Longoe Farm is situated on the exposed but picturesque shores of the Pentland Firth, and is linked to the Castle by a cliff-top track and strip of rough grazing. It has the debatable advantage of being one of the most northerly farms on the British mainland, with unparalleled views across to Hoy and the Orkneys. Just to the west lies Dunnet Head, the very northernmost point on the mainland.
Over the years, more land has been bought to bring it to its current size of approximately 100 hectares. A further 34 hectares of rough grazing / hill land is also rented. The soil type is a good heavy loam. In the interests of self-sufficiency, 17 hectares of barley and oats are grown, three hectares of turnips and kale, and 25 hectares of grass are cut for wrapped silage and some hay.
Winters can be long in Caithness with cattle being housed from the end of October until the third week of May to avoid cutting up the heavy land. The average annual rainfall is 30 inches (76 cm) which falls fairly evenly throughout the year, though recent summers have been both unusually hot and dry. Due to the coastal position of the farm, snow and frosts are not a big problem, but there can be constant exposure to cruel northerly winds, at times seemingly all the way from Iceland. These winds can salt blast the fresh growth of grass, flatten a promising crop of barley, and sculpt what few trees that survive to a permanent 45 degrees list. Cold sea mists known as haar can be a problem in the summer, slowing growth and stopping hay-making, even when it is hot and sunny half a mile inland. However, despite the short growing season, Caithness is a good livestock rearing area with very few health problems.

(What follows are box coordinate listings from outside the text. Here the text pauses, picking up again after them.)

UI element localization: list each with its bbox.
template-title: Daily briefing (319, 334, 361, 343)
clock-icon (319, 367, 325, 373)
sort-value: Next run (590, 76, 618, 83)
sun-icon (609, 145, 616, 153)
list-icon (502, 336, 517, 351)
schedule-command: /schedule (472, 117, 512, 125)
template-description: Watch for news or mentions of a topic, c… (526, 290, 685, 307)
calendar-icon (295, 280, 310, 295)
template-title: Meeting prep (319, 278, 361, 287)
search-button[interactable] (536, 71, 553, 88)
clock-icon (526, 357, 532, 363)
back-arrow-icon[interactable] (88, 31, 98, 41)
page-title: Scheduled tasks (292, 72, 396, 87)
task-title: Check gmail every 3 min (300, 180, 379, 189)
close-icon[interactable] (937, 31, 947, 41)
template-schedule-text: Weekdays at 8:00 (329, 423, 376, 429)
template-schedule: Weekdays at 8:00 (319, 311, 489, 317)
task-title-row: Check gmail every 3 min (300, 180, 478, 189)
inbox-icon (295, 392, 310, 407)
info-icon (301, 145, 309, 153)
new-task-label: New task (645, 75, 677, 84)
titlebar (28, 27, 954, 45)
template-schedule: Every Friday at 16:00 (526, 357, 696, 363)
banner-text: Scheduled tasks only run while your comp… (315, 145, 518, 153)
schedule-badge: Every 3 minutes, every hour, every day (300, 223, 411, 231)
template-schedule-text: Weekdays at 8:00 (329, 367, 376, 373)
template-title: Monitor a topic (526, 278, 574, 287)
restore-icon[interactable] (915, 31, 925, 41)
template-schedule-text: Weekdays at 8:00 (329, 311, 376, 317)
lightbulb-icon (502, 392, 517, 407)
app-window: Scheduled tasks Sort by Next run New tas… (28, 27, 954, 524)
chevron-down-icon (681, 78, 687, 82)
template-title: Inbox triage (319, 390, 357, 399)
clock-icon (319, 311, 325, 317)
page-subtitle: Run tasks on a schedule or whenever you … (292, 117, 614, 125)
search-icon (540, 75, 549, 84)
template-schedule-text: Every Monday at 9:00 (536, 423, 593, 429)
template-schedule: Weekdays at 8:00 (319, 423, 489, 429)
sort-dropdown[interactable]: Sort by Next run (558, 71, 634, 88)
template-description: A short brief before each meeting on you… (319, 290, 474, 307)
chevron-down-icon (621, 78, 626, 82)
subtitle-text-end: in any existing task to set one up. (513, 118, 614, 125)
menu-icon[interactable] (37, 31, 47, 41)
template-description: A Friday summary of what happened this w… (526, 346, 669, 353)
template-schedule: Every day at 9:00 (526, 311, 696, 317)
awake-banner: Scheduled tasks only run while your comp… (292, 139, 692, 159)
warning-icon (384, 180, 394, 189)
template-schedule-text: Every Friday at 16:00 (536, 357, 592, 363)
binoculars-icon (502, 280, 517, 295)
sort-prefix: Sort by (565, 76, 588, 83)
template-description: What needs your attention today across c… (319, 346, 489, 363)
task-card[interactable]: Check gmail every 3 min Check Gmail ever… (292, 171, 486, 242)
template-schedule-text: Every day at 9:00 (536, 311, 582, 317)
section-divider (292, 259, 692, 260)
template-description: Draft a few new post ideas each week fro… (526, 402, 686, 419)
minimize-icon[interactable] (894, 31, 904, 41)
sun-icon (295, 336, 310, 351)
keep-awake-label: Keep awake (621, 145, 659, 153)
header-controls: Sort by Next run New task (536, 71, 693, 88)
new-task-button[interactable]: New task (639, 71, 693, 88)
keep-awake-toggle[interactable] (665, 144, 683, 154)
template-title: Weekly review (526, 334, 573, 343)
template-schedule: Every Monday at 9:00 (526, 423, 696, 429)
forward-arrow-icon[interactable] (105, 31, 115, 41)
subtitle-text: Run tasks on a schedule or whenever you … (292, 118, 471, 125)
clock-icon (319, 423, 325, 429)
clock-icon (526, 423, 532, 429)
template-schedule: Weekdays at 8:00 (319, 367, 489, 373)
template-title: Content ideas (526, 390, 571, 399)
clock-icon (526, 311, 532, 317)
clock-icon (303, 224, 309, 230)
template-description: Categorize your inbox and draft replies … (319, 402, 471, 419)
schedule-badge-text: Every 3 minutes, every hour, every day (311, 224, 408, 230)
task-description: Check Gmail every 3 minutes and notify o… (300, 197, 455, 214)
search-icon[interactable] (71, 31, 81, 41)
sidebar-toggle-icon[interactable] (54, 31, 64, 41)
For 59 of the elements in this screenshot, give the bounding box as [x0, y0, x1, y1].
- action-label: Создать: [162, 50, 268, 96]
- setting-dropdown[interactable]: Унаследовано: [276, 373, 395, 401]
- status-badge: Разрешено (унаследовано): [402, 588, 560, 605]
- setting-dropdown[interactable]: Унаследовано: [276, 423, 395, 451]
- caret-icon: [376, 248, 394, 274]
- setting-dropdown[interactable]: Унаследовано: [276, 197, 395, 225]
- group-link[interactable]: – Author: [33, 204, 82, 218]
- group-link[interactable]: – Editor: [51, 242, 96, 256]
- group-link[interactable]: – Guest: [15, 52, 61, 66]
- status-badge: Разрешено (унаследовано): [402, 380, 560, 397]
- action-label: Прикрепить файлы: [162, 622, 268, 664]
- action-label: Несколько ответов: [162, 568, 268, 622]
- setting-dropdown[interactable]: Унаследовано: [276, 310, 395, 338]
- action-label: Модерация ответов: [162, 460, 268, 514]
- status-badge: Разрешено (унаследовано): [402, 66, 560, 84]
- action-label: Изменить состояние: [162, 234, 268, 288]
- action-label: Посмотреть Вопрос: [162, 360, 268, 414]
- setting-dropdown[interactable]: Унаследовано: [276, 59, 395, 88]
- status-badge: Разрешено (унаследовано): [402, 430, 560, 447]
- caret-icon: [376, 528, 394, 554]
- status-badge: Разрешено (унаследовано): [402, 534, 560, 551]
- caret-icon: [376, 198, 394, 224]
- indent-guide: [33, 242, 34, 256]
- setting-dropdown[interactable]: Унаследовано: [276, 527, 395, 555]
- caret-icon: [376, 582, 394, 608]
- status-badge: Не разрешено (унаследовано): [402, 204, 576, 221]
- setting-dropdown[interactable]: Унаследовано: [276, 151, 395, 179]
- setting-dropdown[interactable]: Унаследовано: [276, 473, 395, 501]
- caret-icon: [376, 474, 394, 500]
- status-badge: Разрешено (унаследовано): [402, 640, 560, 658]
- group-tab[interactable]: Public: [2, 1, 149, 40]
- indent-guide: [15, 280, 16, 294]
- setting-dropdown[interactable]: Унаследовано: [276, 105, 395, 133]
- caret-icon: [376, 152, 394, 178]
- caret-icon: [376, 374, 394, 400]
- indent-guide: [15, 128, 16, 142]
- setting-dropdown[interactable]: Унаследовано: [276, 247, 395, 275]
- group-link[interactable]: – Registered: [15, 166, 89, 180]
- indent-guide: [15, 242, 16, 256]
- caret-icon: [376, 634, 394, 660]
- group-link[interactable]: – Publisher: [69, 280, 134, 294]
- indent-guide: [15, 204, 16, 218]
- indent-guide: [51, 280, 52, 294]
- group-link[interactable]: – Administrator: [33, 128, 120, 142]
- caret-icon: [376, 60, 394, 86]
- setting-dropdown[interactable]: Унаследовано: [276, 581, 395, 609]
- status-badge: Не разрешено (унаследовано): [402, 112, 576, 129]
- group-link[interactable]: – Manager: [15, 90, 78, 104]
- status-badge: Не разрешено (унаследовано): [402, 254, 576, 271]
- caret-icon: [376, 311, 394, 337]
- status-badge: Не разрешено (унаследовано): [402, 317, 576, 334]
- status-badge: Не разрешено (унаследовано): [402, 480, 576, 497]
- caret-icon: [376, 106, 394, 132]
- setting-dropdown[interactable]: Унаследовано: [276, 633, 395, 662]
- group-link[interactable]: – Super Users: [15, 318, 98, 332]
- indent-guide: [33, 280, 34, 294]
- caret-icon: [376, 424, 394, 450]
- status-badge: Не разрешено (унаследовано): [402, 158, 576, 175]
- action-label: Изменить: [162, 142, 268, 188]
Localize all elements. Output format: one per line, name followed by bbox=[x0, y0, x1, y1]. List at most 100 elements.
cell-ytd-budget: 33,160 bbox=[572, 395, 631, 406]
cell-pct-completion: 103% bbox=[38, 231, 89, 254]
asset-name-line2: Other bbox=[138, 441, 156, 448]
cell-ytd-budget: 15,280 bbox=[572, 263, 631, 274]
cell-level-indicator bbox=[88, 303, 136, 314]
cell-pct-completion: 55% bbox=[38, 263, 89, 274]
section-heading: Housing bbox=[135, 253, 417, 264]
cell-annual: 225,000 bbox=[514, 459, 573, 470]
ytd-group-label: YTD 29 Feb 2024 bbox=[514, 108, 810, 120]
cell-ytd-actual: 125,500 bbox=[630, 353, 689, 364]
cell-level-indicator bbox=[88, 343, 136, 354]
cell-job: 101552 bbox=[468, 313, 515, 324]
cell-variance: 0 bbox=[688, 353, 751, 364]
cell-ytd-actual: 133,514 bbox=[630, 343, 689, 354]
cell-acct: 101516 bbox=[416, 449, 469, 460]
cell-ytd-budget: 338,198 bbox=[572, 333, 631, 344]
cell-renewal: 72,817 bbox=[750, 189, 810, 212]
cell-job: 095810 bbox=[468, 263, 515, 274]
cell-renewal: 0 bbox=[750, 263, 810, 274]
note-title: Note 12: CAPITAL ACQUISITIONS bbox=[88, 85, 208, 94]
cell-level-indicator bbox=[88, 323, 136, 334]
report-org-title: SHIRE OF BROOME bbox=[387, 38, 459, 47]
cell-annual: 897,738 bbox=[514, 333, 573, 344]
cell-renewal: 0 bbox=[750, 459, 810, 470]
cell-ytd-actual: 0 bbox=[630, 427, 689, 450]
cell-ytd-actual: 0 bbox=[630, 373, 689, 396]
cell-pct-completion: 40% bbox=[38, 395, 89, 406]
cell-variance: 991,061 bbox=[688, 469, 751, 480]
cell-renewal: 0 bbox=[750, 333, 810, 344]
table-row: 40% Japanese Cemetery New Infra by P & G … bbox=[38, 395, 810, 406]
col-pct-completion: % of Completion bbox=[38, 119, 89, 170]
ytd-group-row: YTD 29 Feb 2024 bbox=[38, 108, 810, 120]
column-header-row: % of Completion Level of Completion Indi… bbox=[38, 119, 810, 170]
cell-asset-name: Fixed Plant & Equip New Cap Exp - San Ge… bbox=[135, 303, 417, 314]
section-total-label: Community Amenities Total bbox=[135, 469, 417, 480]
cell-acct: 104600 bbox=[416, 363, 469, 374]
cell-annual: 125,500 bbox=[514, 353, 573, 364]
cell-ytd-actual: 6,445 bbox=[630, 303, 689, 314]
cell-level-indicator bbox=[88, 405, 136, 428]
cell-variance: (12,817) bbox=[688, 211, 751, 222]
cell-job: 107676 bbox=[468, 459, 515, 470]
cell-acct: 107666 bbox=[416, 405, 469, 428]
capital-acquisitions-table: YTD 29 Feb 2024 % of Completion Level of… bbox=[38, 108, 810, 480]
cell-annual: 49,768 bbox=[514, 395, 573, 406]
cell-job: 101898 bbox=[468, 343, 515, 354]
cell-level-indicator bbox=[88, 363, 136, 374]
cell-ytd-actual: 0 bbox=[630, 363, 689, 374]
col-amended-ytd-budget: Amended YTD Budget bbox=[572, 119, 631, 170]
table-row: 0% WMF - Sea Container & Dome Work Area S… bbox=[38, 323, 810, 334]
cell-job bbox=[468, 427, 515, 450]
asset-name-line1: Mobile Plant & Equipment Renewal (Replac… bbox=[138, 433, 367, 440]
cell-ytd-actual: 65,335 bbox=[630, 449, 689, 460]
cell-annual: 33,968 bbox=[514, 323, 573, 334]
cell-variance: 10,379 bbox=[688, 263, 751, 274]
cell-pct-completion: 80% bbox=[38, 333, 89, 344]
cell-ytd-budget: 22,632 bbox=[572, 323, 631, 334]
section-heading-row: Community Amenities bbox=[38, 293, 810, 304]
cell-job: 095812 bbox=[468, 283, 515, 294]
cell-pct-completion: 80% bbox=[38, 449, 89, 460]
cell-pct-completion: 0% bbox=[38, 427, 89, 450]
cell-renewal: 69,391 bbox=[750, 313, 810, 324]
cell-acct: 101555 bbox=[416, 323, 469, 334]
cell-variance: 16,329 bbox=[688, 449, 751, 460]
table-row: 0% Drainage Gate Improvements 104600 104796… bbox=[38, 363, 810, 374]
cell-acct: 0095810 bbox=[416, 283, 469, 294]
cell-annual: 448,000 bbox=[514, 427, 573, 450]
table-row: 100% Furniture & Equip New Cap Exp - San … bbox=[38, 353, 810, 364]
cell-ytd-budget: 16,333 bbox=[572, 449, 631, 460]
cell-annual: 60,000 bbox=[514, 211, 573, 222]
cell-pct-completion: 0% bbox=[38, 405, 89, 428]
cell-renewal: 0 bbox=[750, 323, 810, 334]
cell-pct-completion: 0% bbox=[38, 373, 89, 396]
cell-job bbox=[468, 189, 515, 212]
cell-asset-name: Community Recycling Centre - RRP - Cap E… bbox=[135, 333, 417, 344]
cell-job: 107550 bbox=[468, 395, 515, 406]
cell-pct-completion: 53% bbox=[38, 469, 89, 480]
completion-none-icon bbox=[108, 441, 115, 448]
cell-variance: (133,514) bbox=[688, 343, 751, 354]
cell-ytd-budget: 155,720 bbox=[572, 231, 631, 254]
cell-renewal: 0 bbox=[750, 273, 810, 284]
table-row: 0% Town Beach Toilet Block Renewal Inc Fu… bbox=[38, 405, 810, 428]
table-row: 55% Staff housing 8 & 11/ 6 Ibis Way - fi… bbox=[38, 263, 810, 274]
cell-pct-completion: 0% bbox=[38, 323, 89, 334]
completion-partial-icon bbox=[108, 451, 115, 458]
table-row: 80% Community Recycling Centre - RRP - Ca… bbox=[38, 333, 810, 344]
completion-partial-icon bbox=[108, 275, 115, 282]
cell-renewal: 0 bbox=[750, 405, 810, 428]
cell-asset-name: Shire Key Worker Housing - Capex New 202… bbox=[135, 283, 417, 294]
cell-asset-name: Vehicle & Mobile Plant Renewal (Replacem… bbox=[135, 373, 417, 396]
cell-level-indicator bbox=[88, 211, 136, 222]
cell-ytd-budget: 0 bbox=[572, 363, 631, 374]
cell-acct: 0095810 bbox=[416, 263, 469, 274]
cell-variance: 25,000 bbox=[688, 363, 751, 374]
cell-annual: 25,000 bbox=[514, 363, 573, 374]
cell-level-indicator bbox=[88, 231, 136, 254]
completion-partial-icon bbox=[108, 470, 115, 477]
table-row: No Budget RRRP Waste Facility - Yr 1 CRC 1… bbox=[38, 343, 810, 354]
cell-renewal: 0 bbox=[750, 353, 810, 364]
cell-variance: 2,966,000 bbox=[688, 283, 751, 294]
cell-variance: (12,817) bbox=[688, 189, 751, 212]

Over a number of years, the farm stock have enjoyed success in the show and sale rings due to the dedication, skills, enthusiasm and stockmanship of the McCarthy family, who have looked after the farm since 1967. They form a unique team. However, nothing could have been achieved without the continued keen interest, understanding and encouragement of Her Majesty Queen Elizabeth The Queen Mother over the years. Although Her Majesty handed everything over to her Trust, she continued until her death to take a great interest in her farm and its pedigree livestock.
HRH The Prince Charles, Duke of Rothesay, has shown great commitment to furthering the Trust objectives and visits at least once each year.